The real reasons Iran is so committed to its nuclear program

As the deadlines near for Iran and world powers to reach an agreement on the country's nuclear program — the first, on March 31, for a basic political framework — negotiations are focusing on what kind of program Iran can have. How much uranium and plutonium can it have? How many centrifuges can it use to develop more fuel? How long will restrictions be in place?

There's one fact, though, that is taken as assumed: Iran very badly wants a nuclear program. So badly that it has been willing to press ahead with the program, secretly as well as overtly, despite Western and UN sanctions that have crippled its economy, and despite repeated US warnings of possible military action.

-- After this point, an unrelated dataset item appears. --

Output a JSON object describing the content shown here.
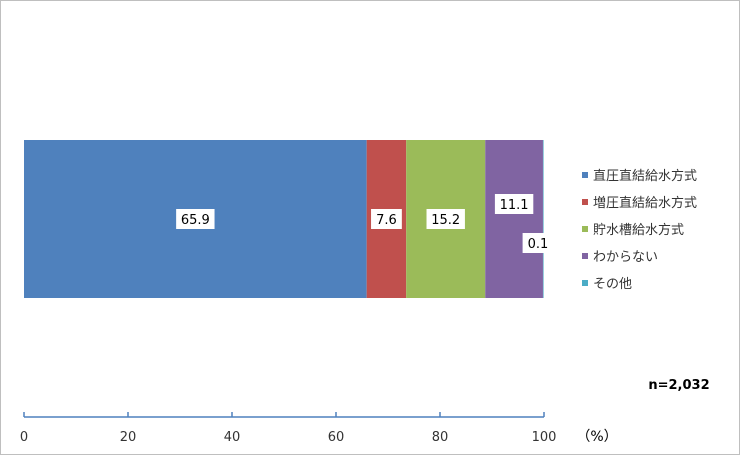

Iran claims its program is entirely peaceful, but there are major reasons to doubt this, and it is generally taken as a given by analysts that the country has at least taken just-in-case steps partway toward building a bomb. Some facilities seem to serve little plausible function beyond nuclear weapons capability, though a point that Western intelligence agencies have made in the past is that building the capacity for making a bomb is not the same as deciding to make a bomb.

Whatever Iran's intentions, though, the country's dedication to nuclear enrichment even at such enormous costs can seem bizarrely counterproductive. So why is Iran so set on its nuclear program? There is no one dominant answer, but rather a few plausible explanations, some of which go against the most common Western perceptions and misperceptions of how Iran works. There is probably some truth to all of them.